As good as the NES was, the Master System certainly had the upper-hand when it came to pumping our rich, colourful graphics, something witnessed with this title. The art-style and subsequent "cutification" of the enemies means that they have a certain "bobble-head" and is a style that works well. Accompanying the visuals are a series of lively, oriental-themed background music that chip-tune fans are sure to enjoy - all in all, a solid showing for the system.
|Boss: giant lobster that pelts you with lemons?|
Summing up my overall impressions of the game proved to be tricky and deliberated over how to close out this review for quite a while.

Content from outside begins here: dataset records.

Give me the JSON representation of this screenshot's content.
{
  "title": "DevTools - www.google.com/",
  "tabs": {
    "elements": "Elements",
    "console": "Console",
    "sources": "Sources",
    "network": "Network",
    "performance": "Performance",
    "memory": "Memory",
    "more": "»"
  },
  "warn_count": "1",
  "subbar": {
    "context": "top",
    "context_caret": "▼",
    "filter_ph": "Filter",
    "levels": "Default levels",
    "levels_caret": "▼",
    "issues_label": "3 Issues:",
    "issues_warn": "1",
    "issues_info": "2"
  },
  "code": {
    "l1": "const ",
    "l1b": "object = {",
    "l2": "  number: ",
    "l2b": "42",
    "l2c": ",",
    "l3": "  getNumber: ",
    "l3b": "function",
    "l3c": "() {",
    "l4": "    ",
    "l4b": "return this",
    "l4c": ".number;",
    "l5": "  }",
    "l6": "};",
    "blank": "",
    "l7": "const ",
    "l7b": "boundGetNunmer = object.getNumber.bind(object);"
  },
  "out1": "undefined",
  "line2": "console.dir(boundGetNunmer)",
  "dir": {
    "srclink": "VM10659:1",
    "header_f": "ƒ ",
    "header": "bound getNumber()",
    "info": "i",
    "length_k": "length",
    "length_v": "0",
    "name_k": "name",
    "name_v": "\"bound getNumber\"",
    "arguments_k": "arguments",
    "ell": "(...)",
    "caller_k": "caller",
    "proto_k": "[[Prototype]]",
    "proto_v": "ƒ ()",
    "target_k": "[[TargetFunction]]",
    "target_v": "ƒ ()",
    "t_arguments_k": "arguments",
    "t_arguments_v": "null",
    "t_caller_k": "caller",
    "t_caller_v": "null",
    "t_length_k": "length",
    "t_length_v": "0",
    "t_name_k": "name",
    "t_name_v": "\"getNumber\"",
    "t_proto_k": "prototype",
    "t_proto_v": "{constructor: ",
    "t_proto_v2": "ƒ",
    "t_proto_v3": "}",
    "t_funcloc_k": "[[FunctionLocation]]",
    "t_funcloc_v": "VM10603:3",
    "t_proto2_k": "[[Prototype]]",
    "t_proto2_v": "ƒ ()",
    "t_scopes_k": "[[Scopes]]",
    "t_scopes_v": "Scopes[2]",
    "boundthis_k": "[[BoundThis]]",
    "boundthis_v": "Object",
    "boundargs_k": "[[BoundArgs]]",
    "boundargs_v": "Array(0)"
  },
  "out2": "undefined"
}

It's a decent-enough platform game and I think that the level of challenge is just about right, but there was a nagging sense whilst playing that, perhaps the design team struggled for inspiration as to how to progress the design, or that their hearts weren't necessarily behind the project; there's the framework for a much better game here, but the limited number of levels means it never reaches it's full potential.
Having played the game all the way to completion, I can say that, whilst I did enjoy the experience, the lasting impression of Alex Kidd in Shinobi World was not so much a final, glorious curtain call for one of Sega's more recognisable franchises, but more a reaffirmation as to why Sonic The Hedgehog would prove to be all-too-important for Sega in taking the fight to Nintendo.